Один из нас выскочил и закричал: «Так нельзя сидеть. Мы замерзнем насмерть! Давайте встанем и подвигаемся…»
Все встали. Мы плотнее закутались в наши сырые одеяла и заставили себя пройти по несколько шагов, прежде чем вернуться на прежнее место.
Внезапно в вагоне раздался крик, крик раненого животного. Кто-то умер.
Остальные, чувствуя, что и они близки к смерти, издали такой же крик. Казалось, что их вопли доносятся из могилы.
Вскоре кричали все. Вой, стоны, крики отчаяния уносились с ветром и снегом.
Истерика перекинулась и на другие вагоны. Сотни воплей раздавались одновременно. Мы не знали, к кому мы взываем. Не знали, зачем. Это был предсмертный хрип всего эшелона, всех, ощущавших приближение гибели. Мы умираем здесь. Мы перешли все пределы возможного, ни у кого не осталось сил. И снова впереди долгая ночь.
Меир Кац простонал: «Почему они просто не пристрелят нас?»
В тот же вечер мы достигли пункта назначения.
Это было поздно ночью. Пришли охранники выгружать нас. Мертвых оставляли в поезде. Выходили только те, кто еще мог стоять.

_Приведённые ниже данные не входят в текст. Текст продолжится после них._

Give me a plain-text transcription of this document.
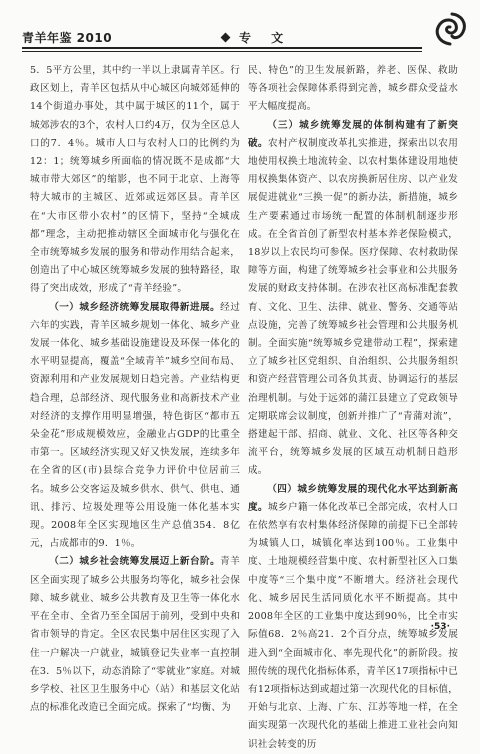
青羊年鉴 2010	专 文

5．5平方公里，其中约一半以上隶属青羊区。行政区划上，青羊区包括从中心城区向城郊延伸的14个街道办事处，其中属于城区的11个，属于城郊涉农的3个，农村人口约4万，仅为全区总人口的7．4％。城市人口与农村人口的比例约为12：1；统筹城乡所面临的情况既不是成都“大城市带大郊区”的缩影，也不同于北京、上海等特大城市的主城区、近郊或远郊区县。青羊区在“大市区带小农村”的区情下，坚持“全城成都”理念，主动把推动辖区全面城市化与强化在全市统筹城乡发展的服务和带动作用结合起来，创造出了中心城区统筹城乡发展的独特路径，取得了突出成效，形成了“青羊经验”。

（一）城乡经济统筹发展取得新进展。经过六年的实践，青羊区城乡规划一体化、城乡产业发展一体化、城乡基础设施建设及环保一体化的水平明显提高，覆盖“全域青羊”城乡空间布局、资源利用和产业发展规划日趋完善。产业结构更趋合理，总部经济、现代服务业和高新技术产业对经济的支撑作用明显增强，特色街区“都市五朵金花”形成规模效应，金融业占GDP的比重全市第一。区域经济实现又好又快发展，连续多年在全省的区(市)县综合竞争力评价中位居前三名。城乡公交客运及城乡供水、供气、供电、通讯、排污、垃圾处理等公用设施一体化基本实现。2008年全区实现地区生产总值354．8亿元，占成都市的9．1％。

（二）城乡社会统筹发展迈上新台阶。青羊区全面实现了城乡公共服务均等化，城乡社会保障、城乡就业、城乡公共教育及卫生等一体化水平在全市、全省乃至全国居于前列，受到中央和省市领导的肯定。全区农民集中居住区实现了入住一户解决一户就业，城镇登记失业率一直控制在3．5％以下，动态消除了“零就业”家庭。对城乡学校、社区卫生服务中心（站）和基层文化站点的标准化改造已全面完成。探索了“均衡、为

民、特色”的卫生发展新路，养老、医保、救助等各项社会保障体系得到完善，城乡群众受益水平大幅度提高。

（三）城乡统筹发展的体制构建有了新突破。农村产权制度改革扎实推进，探索出以农用地使用权换土地流转金、以农村集体建设用地使用权换集体资产、以农房换新居住房、以产业发展促进就业“三换一促”的新办法，新措施，城乡生产要素通过市场统一配置的体制机制逐步形成。在全省首创了新型农村基本养老保险模式，18岁以上农民均可参保。医疗保障、农村救助保障等方面，构建了统筹城乡社会事业和公共服务发展的财政支持体制。在涉农社区高标准配套教育、文化、卫生、法律、就业、警务、交通等站点设施，完善了统筹城乡社会管理和公共服务机制。全面实施“统筹城乡党建带动工程”，探索建立了城乡社区党组织、自治组织、公共服务组织和资产经营管理公司各负其责、协调运行的基层治理机制。与处于远郊的蒲江县建立了党政领导定期联席会议制度，创新并推广了“青蒲对流”，搭建起干部、招商、就业、文化、社区等各种交流平台，统筹城乡发展的区域互动机制日趋形成。

（四）城乡统筹发展的现代化水平达到新高度。城乡户籍一体化改革已全部完成，农村人口在依然享有农村集体经济保障的前提下已全部转为城镇人口，城镇化率达到100％。工业集中度、土地规模经营集中度、农村新型社区入口集中度等“三个集中度”不断增大。经济社会现代化、城乡居民生活同质化水平不断提高。其中2008年全区的工业集中度达到90％，比全市实际值68．2％高21．2个百分点，统筹城乡发展进入到“全面城市化、率先现代化”的新阶段。按照传统的现代化指标体系，青羊区17项指标中已有12项指标达到或超过第一次现代化的目标值，开始与北京、上海、广东、江苏等地一样，在全面实现第一次现代化的基础上推进工业社会向知识社会转变的历

·53·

Меир Кац остался в поезде. Последний день оказался самым убийственным. Нас вошло в вагон сто человек. Вышло двенадцать — среди них мой отец и я.
Мы прибыли в Бухенвальд.
У ворот лагеря нас поджидали офицеры СС. Они пересчитали нас. Затем всех отвели к сборному плацу. Приказания отдавались через громкоговорители: «Построиться в колонну по пятеро!» «Разбиться на сотни!» «Пять шагов вперед!»
Я вцепился в руку отца — старый знакомый страх: не потерять его.

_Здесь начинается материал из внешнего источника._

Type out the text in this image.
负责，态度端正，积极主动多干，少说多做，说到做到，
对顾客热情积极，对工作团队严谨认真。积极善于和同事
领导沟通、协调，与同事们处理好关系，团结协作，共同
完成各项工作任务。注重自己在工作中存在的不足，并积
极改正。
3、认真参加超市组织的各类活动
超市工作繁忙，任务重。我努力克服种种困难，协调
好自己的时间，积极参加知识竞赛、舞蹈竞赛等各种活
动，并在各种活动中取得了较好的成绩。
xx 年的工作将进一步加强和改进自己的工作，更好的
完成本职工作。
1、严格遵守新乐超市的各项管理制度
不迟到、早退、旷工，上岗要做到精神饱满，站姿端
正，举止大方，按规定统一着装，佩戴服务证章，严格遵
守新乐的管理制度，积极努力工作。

Прямо рядом с нами высилась труба крематория. Она уже не производила на нас никакого впечатления и почти не привлекала нашего внимания.
Заключеннье, обитатели Бухенвальда, сказали нам, что надо принять душ, а потом мы сможем разойтись по блокам.

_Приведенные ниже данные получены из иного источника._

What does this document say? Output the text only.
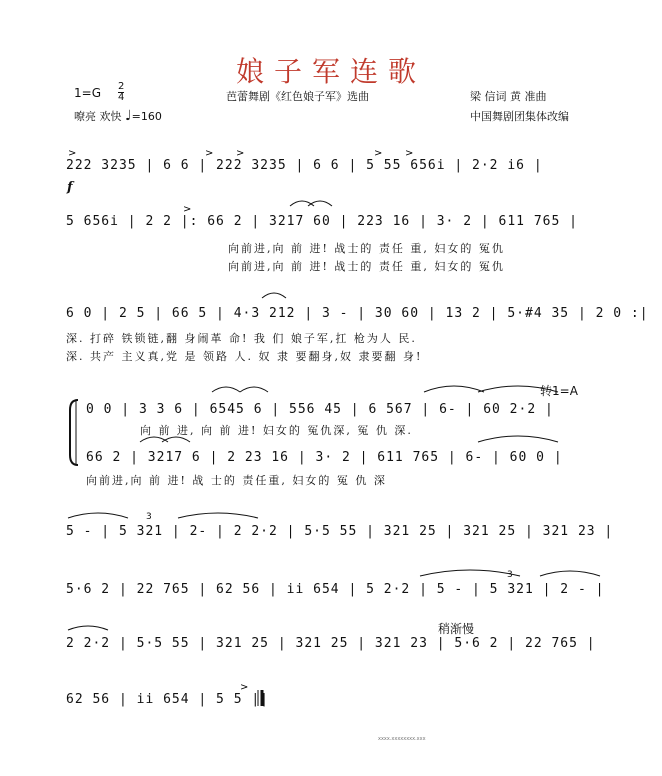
娘子军连歌
$1=G \frac{2}{4}$
嘹亮 欢快 ♩=160
芭蕾舞剧《红色娘子军》选曲	梁 信词 黄 准曲
中国舞剧团集体改编
f
222 3235 | 6 6 | 222 3235 | 6 6 | 5 55 656i | 2·2 i6 |
5 656i | 2 2 |: 66 2 | 3217 60 | 223 16 | 3· 2 | 611 765 |
向前进,向 前 进! 战士的 责任 重, 妇女的 冤仇
向前进,向 前 进! 战士的 责任 重, 妇女的 冤仇
6 0 | 2 5 | 66 5 | 4·3 212 | 3 - | 30 60 | 13 2 | 5·#4 35 | 2 0 :|
深. 打碎 铁锁链,翻 身闹革 命! 我 们 娘子军,扛 枪为人 民.
深. 共产 主义真,党 是 领路 人. 奴 隶 要翻身,奴 隶要翻 身!
转1=A
0 0 | 3 3 6 | 6545 6 | 556 45 | 6 567 | 6- | 60 2·2 |
向 前 进, 向 前 进! 妇女的 冤仇深, 冤 仇 深.
66 2 | 3217 6 | 2 23 16 | 3· 2 | 611 765 | 6- | 60 0 |
向前进,向 前 进! 战 士的 责任重, 妇女的 冤 仇 深
5 - | 5 321 | 2- | 2 2·2 | 5·5 55 | 321 25 | 321 25 | 321 23 |
5·6 2 | 22 765 | 62 56 | ii 654 | 5 2·2 | 5 - | 5 321 | 2 - |
稍渐慢
2 2·2 | 5·5 55 | 321 25 | 321 25 | 321 23 | 5·6 2 | 22 765 |
62 56 | ii 654 | 5 5 ||
3
3
>	> >	> >
>
>
xxxx.xxxxxxxx.xxx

Возможность принять горячий душ показалась весьма привлекательной. Мой отец молчал, он тяжело дышал около меня.
«Папа, — сказал я, — еще всего одна минута. Скоро мы сможем лечь в постель. Ты отдохнешь…»
Он не ответил. Я сам так устал, что не среагировал на его молчание. Моим единственным желанием было как можно скорее принять душ и улечься на койку.
Но попасть в душ оказалось совсем не просто. Там толпились сотни заключенных. Охранникам не удавалось навести хоть какой-нибудь порядок. Они раздавали удары направо и налево без видимого результата. Другие узники, у кого не было сил толкаться, и даже стоять на ногах, усаживались на снег. Отец захотел сделать то же самое. Он стонал: «Я больше не могу… Это конец… Я умру здесь…»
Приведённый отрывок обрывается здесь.